Which TV Ad Babe Is For You: Progressive’s Flo, Toyota’s Jan, or AT&T’s Lily?

If you can't escape them, you may as well pick sides. My husband has.

Flo, Jan, Lily.

Flo, Jan, Lily.

First there was Flo, the kooky TV spokeswoman for Progressive Insurance, stuck inside her weird futuristic white sales habitat, bundling things together, demonstrating the Name Your Price tool and monitoring the security cameras.

I didn’t mind Flo. She was different, a little bit Manic Pixie Dream Girl, quirky without being off-putting. Once she headed out of the store, though, Flo began to seem more sinister. She tried to pick up strangers riding motorcycles. She had that bizarre encounter in the rain with a young man. Was he her lover? Her customer? I didn’t want to speculate about Flo’s love life. I liked her because she was flirtatious without flaunting her sexuality — fun and feminine (sort of) and nonthreatening when she popped up in the lulls of college football games.

Apparently I wasn’t the only person who liked Flo, because not only did her string of commercials grow longer and longer — she was suddenly confronted by a rival. That would be Jan, the Toyota Girl.

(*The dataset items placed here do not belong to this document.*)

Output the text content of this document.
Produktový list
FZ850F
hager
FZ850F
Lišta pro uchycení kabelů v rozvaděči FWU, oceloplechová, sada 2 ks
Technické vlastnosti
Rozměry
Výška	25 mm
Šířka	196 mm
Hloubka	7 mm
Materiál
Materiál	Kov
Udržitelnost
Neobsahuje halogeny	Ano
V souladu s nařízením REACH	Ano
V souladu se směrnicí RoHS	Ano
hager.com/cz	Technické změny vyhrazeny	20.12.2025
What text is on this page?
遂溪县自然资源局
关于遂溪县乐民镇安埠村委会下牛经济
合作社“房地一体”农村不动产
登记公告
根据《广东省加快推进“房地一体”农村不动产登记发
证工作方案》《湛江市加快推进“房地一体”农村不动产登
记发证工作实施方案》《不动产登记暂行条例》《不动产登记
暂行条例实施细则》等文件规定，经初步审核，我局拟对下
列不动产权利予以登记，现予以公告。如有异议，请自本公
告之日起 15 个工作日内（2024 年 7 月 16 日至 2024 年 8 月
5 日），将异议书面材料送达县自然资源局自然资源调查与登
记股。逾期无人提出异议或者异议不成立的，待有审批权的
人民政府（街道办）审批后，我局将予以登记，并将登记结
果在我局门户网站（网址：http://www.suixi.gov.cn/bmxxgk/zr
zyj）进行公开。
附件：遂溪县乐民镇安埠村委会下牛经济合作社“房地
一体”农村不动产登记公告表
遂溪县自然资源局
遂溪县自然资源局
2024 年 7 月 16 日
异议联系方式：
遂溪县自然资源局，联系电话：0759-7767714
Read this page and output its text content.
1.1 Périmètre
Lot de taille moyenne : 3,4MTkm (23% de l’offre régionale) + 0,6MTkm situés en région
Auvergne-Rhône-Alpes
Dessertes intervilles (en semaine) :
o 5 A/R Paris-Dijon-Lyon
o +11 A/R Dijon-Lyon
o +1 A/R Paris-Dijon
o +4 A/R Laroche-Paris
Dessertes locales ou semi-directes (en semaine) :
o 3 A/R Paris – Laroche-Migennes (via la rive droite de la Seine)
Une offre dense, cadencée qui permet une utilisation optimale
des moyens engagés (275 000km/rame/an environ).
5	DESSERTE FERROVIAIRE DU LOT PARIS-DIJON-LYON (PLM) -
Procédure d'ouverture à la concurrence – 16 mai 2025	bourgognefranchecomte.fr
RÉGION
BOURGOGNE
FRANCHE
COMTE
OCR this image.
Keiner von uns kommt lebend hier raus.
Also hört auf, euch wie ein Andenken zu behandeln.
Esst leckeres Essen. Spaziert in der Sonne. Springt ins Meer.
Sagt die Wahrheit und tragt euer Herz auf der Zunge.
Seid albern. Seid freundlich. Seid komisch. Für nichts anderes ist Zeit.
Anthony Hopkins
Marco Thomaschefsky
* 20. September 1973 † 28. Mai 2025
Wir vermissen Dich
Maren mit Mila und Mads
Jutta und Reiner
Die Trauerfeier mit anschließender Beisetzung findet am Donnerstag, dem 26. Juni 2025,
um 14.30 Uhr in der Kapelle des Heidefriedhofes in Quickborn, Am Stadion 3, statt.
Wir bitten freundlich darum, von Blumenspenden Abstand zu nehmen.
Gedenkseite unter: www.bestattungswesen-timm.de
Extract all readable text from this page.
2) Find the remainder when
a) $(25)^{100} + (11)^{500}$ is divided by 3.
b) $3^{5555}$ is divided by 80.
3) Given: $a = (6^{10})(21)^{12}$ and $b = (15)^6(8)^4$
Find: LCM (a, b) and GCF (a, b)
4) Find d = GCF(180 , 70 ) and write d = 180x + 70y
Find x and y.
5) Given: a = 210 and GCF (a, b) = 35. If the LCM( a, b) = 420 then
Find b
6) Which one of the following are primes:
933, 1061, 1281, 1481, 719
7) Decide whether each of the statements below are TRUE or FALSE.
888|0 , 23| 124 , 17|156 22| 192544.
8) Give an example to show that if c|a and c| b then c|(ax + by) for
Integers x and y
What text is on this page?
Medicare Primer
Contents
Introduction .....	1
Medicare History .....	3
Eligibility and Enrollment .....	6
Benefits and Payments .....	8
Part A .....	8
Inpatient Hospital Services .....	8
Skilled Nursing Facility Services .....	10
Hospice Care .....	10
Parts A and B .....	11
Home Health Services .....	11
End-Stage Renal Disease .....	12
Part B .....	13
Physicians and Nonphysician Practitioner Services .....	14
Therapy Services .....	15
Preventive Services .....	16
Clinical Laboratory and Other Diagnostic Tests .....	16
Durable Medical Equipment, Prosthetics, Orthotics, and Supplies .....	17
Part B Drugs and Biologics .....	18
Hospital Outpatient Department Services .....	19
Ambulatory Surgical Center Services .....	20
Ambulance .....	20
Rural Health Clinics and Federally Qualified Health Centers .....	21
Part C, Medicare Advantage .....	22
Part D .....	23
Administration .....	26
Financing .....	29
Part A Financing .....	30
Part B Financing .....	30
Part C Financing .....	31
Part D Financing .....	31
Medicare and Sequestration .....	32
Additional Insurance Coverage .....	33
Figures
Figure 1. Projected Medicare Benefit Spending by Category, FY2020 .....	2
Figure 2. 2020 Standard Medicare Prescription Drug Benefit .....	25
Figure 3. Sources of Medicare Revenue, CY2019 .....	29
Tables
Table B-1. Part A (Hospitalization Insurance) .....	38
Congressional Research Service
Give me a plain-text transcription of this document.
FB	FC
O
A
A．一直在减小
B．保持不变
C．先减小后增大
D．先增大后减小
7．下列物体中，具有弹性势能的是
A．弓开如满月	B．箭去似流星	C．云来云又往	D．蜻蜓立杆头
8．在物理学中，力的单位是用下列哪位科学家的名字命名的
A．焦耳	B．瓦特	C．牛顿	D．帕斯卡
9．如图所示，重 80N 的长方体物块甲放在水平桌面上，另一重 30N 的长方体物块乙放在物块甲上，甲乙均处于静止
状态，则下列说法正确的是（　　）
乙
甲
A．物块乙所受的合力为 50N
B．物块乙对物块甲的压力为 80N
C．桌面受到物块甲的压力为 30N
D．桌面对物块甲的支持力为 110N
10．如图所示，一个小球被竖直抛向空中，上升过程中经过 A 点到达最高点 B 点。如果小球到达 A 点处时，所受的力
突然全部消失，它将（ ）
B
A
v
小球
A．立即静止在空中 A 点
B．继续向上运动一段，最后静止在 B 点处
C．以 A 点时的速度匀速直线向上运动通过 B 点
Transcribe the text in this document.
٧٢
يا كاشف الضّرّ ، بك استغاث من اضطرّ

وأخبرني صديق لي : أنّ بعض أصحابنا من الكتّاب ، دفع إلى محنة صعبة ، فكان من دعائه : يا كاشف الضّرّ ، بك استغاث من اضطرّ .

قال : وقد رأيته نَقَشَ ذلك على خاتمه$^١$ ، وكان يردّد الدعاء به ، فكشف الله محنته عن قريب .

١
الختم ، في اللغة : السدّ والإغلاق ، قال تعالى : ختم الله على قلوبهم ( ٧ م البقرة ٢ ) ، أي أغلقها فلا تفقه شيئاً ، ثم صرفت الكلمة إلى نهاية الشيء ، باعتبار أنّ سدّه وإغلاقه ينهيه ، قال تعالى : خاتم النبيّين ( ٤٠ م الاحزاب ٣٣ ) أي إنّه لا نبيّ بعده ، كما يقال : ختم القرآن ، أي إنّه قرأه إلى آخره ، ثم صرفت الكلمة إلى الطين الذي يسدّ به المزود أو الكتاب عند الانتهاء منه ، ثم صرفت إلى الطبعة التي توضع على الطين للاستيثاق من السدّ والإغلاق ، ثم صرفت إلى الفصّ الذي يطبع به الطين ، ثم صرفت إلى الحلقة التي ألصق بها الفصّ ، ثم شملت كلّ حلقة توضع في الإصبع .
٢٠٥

I know, I know; Jan is clearly a woman, an adult, not a girl. But she’s girlish, and girlish is annoying. Flo at least gets out and about. Jan just sits at her desk, wearing her plastic Jan smile, chirping to a long line of newcomers about the Toyotathon Sales Event, which so far as I can tell takes place year-round. Jan is like an intern, awkward and eager, cooing over babies, shaking hands with dogs, groveling to customers without a shred of dignity. Unlike Flo, Jan doesn’t have a love life; she gets her thrills vicariously via that Toyota shopper with the (admittedly) hunky puppy-saving, latte-bringing boyfriend. Which is why I was so shocked when, during the NBA playoffs last week, my husband Doug announced, “I think Jan’s pregnant.”

I have a sister named Jan. There was no way she was pregnant. “Are you crazy?” I asked.

Doug pointed to the screen. “That Jan.”

“Oh,” I said.

I should say right up front that Doug and Jan have a history. Not my sister Jan — the TV Jan. He thinks she’s hot. I don’t see it. She’s really just the latest in a long line of I-just-don’t-get-it women Doug finds hot. I first noticed the phenomenon with Teri Garr some 30 years ago. Even today, Doug will stop and watch any movie starring Teri Garr when he clicks on it: Tootsie, Close Encounters, Mr. Mom(!).

I’ve learned by now you can’t argue men out of such attractions — but then, how often do you run across After Hours on late-night? Jan, on the other hand, pops up all the time. Curious about Jan’s swelling midsection, I turned to Google and found she is indeed with child. Toyota and its ad company, Saatchi & Saatchi, are going to use her pregnancy as a way to advance Jan’s storyline, according to MediaPost. Since it took Toyota two years of focus groups and tests of 500 potential spokespersons to find Jan, this is understandable, I guess. Even if Jan doesn’t really have a storyline. Just a lot of customers.

She does have an “unofficial Facebook page” on which guys who agree with Doug post things like, “I think Laurel [that’s Laurel Coppock, who plays Jan] has more sunshine in her face than most any actress I’ve ever seen” and “If Jan were a Toyota what model would she be and what options would she come with?” (Ewwwww!)

Okay, dudes, whatever. Jan’s going to make the Phillies season seem awfully long. But at least she and Flo have got some new competition: Lily, the AT&T store manager who sniffs out competing Verizon salespeople and tells Grant Hill all about her high-school basketball career.

Lily is an amalgam of Flo and Jan — perky and quirky but not so frantic as Flo, helpful and eager but not so phony as Jan. I think she’s the best of the lot. And since she seems so young, I’m looking forward to following her storyline — perhaps through college graduation, courtship, marriage, kids and even grandkids.

Toyota and Progressive are nice companies, I’m sure. But AT&T dates all the way back to 1876 and Alexander Graham Bell. Coincidentally, Bell always considered the telephone, his greatest invention, to be an intrusion. I can only imagine what he’d think of Lily, Flo and Jan.